Biden Hopes to Tax Some Indemnity Health Benefits
What You Need to Know
The change is part of the president’s budget proposal for fiscal 2023.
The tax change would apply only to policies purchased with pretax earnings.
The provision would take effect in 2023.
Players in the market for employer-sponsored critical illness insurance and hospital indemnity insurance are facing a tough fight in Washington.
The Biden administration wants to put some of the policy benefits payments in workers’ taxable income.
The Department of the Treasury describes the proposal in the general explanations report, or “Greenbook,” for President Joe Biden’s budget proposal for fiscal 2023.
The federal government’s 2023 fiscal year will start Oct. 1.
The administration put the proposal in the “Improve Benefits Tax Administration” section of the Greenbook, under the heading “Clarify Tax Treatment of Fixed Indemnity Health Products.”
Fixed Indemnity Health Products
Today, most U.S. major medical insurance policies pay doctors and hospitals directly for any care patients receive. Insurers typically pay an amount equal to or less than the billed amount. The insurer never sends any excess cash to the patient.

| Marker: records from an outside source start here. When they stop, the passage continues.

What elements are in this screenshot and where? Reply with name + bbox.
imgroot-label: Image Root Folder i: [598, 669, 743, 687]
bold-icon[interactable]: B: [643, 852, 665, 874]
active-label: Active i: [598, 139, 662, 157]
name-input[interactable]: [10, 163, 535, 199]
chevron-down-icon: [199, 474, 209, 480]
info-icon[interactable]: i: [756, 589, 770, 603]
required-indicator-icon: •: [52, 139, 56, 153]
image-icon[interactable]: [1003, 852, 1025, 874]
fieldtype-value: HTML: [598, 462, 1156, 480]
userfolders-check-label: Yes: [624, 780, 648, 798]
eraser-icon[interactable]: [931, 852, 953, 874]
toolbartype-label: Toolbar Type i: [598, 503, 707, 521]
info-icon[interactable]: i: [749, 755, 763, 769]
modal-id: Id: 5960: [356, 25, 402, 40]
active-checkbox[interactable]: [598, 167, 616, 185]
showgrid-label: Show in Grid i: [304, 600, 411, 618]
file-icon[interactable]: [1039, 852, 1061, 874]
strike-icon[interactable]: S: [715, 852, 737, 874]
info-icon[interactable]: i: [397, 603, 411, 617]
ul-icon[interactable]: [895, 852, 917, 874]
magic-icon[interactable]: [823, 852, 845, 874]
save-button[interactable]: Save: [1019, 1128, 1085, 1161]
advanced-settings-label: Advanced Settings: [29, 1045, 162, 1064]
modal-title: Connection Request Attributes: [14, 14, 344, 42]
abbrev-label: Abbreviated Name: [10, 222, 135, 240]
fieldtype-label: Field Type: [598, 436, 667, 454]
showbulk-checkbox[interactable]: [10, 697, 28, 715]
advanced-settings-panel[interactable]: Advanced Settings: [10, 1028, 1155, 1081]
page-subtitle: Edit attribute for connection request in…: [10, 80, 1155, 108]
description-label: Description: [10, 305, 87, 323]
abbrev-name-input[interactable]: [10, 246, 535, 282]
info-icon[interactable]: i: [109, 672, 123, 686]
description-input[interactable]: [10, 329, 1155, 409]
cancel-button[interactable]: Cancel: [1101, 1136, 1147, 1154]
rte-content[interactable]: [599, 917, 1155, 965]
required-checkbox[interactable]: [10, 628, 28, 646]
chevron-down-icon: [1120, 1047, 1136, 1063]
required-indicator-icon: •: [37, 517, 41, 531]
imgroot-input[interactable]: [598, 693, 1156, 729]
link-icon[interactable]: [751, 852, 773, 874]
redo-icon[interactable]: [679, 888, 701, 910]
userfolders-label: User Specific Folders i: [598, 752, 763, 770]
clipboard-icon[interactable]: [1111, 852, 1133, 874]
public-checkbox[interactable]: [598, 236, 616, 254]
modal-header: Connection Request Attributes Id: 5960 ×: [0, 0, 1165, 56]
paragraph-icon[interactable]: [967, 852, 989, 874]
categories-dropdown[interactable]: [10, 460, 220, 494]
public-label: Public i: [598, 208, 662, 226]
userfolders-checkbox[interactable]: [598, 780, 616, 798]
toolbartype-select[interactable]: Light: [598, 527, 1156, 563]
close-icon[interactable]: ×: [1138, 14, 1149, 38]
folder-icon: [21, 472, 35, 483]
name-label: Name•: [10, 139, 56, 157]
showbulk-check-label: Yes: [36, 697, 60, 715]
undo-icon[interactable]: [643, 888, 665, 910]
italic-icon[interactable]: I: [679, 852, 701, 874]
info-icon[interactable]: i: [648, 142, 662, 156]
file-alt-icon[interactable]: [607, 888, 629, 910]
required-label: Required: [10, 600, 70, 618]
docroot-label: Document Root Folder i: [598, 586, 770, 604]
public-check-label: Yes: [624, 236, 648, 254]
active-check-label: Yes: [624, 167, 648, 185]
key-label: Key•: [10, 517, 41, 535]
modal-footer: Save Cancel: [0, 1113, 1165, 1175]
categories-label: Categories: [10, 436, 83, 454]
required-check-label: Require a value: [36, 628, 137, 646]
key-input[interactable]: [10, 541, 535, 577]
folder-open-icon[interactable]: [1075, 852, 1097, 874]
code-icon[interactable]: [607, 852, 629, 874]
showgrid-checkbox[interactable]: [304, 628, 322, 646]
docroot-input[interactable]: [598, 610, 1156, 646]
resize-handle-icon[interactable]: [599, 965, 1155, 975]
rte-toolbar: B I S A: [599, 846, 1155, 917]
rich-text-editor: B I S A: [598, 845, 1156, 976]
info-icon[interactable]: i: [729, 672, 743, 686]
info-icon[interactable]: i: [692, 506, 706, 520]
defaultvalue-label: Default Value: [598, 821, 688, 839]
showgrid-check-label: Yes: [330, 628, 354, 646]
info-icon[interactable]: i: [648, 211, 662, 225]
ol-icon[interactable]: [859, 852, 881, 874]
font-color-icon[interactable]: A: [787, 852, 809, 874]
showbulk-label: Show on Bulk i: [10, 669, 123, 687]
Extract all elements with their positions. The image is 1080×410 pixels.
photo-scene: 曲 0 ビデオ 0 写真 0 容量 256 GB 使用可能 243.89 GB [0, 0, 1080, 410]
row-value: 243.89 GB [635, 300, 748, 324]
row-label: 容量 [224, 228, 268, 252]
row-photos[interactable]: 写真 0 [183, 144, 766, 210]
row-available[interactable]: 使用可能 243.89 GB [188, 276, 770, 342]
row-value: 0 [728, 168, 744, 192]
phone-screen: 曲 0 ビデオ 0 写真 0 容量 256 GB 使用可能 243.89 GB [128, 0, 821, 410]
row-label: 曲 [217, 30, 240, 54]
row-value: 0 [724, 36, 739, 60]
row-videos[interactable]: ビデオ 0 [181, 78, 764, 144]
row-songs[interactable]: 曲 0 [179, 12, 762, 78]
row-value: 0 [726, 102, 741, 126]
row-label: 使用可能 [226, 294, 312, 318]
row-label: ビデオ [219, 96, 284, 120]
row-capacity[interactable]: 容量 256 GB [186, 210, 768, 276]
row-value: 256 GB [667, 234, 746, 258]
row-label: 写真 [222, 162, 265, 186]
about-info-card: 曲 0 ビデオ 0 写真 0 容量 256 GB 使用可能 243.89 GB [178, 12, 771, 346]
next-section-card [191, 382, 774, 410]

Fixed indemnity health policies are different. Because of regulations related to the Affordable Care Act, those policies pay a set amount of cash when an insured patient has an illness or injury, or uses health care, in a way that triggers a benefit payment.
A critical illness insurance policy might pay $10,000 when an insured has cancer. An insured will get the $10,000 even if the insured decides to go without care and spend the money on a vacation in France.
Similarly, a hospital indemnity policy might pay the $100 per day when an insured is in the hospital, even if the hospital charges only $50 per day.
Today, workers can keep the benefits payments out of their federal income tax calculations.
Some workers use fixed indemnity products together with the kinds of high-deductible health plans that are compatible with health savings accounts, or with other high-deductible health plans.